Les États-Unis, quant à eux, continuent à soutenir leur protégé militaire à Kiev et le ministre américain de la Défense, Lloyd Austin, a rassuré son homologue ukrainien, le ministre de la Défense Andrii Taran, en lui disant que Washington n’abandonnerait pas l’Ukraine en cas de guerre lors d’un appel téléphonique tenu le 1er avril à l’initiative de la partie américaine. Lors d’une rencontre le 2 avril, Joe Biden a promis à Zelensky un «soutien indéfectible» contre la Russie.

La presse bourgeoise occidentale a accordé peu d’attention au danger croissant de guerre en Ukraine orientale. Dans les quelques reportages qui ont vu le jour, la Russie est universellement accusée d’«agression», ce qui est contraire à la réalité.

En même temps, les médias décrivent la crise de plus en plus comme un «test» pour le gouvernement Biden, qui a signalé depuis l’investiture qu’il poursuivrait une politique extrêmement agressive contre la Chine et la Russie.

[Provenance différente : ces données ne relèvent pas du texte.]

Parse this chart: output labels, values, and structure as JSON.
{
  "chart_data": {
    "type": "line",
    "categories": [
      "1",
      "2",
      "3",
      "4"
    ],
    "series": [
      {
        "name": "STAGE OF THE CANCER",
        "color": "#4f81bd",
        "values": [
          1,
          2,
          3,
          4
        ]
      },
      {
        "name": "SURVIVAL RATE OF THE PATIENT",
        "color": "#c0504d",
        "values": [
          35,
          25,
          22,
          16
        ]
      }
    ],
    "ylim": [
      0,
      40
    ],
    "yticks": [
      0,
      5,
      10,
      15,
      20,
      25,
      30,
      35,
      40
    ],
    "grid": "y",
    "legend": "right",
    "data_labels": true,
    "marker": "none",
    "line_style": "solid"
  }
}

S’adressant à Foreign Policy, Jim Townsend, ancien secrétaire adjoint américain pour l’Europe et l’OTAN, a minimisé l’escalade des tensions, le qualifiant de simples stratagèmes entre le président russe Vladimir Poutine et le président américain Joe Biden.

«Ils sondent, ils essaient de voir ce que [les États-Unis] vont faire, ce que l’OTAN ferait, ce que les Ukrainiens feraient. S’agit-il d’un gouvernement nerveux, ou d’un gouvernement qui va agir avec détermination? Ils font toutes ces choses pour évaluer où en est notre nouveau gouvernement.»

Anne Applebaum, une spécialiste des médias de droite, mariée à un ancien ministre des Affaires étrangères polonais, a décrit la situation en Ukraine, ainsi qu’une éventuelle «invasion chinoise de Taïwan», comme l’une des «deux crises auxquelles le gouvernement Biden doit être préparé».

Aux discours belliqueux et à l’hystérie nationaliste de la classe dirigeante, la classe ouvrière doit opposer un programme d’internationalisme socialiste. Afin d’empêcher le déclenchement d’une guerre qui a le potentiel de se transformer en une guerre mondiale et de se terminer par la mort de millions de personnes et la ruine de la vie de millions d’autres, les travailleurs en Ukraine, en Russie et au niveau international doivent lutter sur une base indépendante, pour la construction d’un mouvement socialiste antiguerre.